There are benefits, but the point of comparison isn't "no benefits", it's the benefits you would've gotten in the alternative. The tall dude on the Angry Joe show, describing a movie that he got something out of, described the experience as like enjoying a "second harvest" - eating shit that has indigested food in it, so that you can get nutrition from those little bits of food.
@apropos@lain I do want to mention that focusing on the test wasn't ever a big thing in the USA at all compared to europe, at least until AFTER "no child left behind" which, in my unique analysis, was really an indirect way to fire incredibly bad teachers by just shutting down the entire school (and implement "school choice"/private/magnet/etc.) and the tests you got for that were really "oh please god you should at least know these things" like, if a school had to switch to only "teaching to the test" then for all the alleged benefits of well rounded schooling students weren't ending up learning the most important things they should have been learning.

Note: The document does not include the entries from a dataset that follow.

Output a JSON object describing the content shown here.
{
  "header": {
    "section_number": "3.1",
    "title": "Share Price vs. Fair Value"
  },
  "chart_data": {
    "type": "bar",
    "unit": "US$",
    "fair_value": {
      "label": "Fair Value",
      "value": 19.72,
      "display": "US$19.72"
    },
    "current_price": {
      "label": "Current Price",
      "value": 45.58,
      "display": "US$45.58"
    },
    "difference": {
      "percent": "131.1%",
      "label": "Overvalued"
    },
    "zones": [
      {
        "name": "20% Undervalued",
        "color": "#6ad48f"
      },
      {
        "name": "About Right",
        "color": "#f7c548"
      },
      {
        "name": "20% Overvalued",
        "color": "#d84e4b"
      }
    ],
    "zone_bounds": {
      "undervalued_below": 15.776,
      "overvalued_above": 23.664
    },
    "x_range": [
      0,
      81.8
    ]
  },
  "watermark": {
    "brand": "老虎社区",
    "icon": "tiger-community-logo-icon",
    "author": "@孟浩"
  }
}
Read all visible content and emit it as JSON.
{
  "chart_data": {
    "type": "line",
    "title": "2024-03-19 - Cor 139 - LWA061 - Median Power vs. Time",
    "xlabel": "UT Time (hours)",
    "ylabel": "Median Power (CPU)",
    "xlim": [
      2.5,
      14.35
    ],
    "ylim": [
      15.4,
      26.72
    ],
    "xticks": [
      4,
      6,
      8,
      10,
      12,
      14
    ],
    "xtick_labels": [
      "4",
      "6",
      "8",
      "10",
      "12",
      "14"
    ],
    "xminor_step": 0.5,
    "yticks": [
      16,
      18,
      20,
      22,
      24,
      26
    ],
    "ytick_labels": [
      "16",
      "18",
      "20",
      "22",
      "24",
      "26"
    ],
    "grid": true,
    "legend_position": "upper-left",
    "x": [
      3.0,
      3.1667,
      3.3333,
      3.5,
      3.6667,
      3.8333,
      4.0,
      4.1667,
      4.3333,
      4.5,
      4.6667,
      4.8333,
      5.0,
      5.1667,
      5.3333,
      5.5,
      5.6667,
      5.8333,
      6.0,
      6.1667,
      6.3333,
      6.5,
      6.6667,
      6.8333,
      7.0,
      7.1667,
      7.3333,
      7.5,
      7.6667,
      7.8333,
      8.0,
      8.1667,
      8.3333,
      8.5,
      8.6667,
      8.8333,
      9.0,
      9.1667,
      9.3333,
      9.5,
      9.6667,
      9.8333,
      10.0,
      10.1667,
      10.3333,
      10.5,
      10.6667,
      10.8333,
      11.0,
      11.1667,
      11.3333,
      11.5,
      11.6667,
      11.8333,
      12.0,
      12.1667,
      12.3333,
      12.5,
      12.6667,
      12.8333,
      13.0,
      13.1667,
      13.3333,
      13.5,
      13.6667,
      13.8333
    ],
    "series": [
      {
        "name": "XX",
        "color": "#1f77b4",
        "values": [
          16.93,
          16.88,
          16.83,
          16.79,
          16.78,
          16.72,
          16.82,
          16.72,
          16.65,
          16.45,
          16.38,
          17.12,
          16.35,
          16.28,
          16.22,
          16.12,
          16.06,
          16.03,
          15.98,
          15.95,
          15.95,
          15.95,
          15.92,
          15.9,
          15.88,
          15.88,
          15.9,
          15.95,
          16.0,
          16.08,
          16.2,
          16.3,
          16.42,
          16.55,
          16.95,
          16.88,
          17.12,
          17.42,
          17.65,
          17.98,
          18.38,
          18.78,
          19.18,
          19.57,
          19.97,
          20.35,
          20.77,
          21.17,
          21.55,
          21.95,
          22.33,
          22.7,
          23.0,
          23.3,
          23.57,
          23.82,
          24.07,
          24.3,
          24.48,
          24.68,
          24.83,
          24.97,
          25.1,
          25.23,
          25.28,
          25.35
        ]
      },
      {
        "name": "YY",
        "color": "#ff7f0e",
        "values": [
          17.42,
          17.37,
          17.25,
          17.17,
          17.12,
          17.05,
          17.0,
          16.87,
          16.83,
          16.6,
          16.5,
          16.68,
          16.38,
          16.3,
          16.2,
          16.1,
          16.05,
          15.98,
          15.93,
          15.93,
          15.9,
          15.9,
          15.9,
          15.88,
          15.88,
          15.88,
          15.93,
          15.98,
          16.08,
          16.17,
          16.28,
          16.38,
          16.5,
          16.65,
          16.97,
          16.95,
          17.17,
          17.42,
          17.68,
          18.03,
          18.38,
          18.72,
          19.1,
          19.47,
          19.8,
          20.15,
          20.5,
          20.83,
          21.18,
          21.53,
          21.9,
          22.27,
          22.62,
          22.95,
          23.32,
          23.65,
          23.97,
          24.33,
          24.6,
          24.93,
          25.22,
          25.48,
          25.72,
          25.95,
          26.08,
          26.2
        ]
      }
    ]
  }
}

@sun I don't know if living in Costa Rica would make me less depressed, but right now the issues at hand are manageable where I live, but I suppose in richer countries the problems seem too difficult to fix.
@union@lain so, I did find out that some teachers wanted me in some gifted classes but the process was your parents had to beg to get you in and my parents didn't know this.
most of the people in the gifted classes I knew about never left my home town :-(
@sun@lain About training worker bees, I saw something else as my kids were growing up, although it might've not been the case for you. Every step of the way, every teacher or counselor aimed to separate kids into two groups: "sheeps" and "leaders". They focused heavily on identifying leader candidates, and then fostering them. Everyone who failed selection was dumped into a worker bee class. By the high school time it takes one glance at the admission statement to tell who was in and who was out. The process was egalitarian, although parents who were conscious about it could prime the child for passing. The "leaders" were taught to dominate the worker bees effectively.
@sun@lain I did all of that. One time we traveled for a gifted youth camp in JHU in Baltimore, where a homeless badgered me until I gave him $20 (because I had a small girl in tow, I could not try him out). Another time we sent her on a gifted youth cruise at a sailboat, and she returned with lice.
@lain@amerika@sun Well duh. It's a top-down crisis of competency. They can't even shoot Trump from 100 meters away. But this is how the machine used to work, I provided the testimony.
The ultimate result in my daughter's case was this: she spends her time sitting in her pajamas, abusing her worthless underlings remotely, and sharing the hate of Reagan on Tumblr all day long. She graduated from a college that had 90% job acceptance rate and worked in the field where she majored. But that's where she ran out of steam.